The report 'The Economics of Load Defection' is follow-up of last year's 'Economics of Grid Defection' report. The new report included same places that the previous reports had included. Those places were Honolulu, Hawaii; Louisville, Kentucky; Los Angeles, California; Westchester, New York and San Antonio, Texas.
The new report used Homer Energy's modeling software and United States Energy Information Administration data. Then, it modeled grid-plus-solar, grid only and grid-plus-solar-plus-battery configurations to figure out what could be the lowest-cost options over time. The procedure was based on systems' per-kilowatt-hour levelized cost of energy equivalents.
Unlike the previous report, The Economics of Load Defection report examined at what pace the technologies will become efficiently attractive to begin eroding the profits.
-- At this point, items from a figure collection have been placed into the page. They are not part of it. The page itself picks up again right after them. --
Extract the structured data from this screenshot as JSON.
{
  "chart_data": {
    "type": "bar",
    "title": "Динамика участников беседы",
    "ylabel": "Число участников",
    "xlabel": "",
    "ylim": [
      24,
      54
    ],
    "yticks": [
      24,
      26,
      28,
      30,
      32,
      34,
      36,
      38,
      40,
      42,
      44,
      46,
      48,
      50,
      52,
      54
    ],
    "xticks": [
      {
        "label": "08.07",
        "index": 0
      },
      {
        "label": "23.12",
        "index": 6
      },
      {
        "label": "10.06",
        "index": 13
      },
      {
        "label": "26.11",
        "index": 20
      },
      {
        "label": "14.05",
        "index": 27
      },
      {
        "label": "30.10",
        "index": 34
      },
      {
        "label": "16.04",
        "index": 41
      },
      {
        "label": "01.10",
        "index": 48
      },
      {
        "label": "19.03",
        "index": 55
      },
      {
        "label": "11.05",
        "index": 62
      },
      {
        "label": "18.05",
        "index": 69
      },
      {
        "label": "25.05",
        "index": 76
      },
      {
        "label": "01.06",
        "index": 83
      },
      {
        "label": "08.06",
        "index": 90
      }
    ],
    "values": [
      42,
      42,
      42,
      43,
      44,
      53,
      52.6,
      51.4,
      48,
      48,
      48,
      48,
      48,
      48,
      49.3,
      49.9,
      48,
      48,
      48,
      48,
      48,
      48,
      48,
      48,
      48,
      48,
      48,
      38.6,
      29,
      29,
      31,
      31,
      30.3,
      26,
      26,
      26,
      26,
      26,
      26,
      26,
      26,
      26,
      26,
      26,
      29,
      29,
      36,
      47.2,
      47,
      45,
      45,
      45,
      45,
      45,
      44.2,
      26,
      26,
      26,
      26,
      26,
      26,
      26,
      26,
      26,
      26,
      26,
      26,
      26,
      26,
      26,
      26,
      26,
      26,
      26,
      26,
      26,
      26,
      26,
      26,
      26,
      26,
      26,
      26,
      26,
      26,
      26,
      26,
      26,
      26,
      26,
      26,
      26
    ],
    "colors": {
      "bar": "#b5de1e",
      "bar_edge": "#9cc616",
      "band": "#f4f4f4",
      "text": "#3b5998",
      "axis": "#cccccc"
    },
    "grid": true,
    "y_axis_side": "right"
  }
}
As the grid-connected consumers do not require purchasing as much PV and battery storage to fulfill their electricity needs, the load defection could proceed more speedily than the grid defection ones, as per the new report. The reports also stated that people will still buy utility power, but they will purchase in less amount.
The report also stated, "That will equate to substantial utility load loss well within the economic life and cost recovery period for major assets like central, fossil fuel-fired power plants and transmission and distribution grid infrastructure".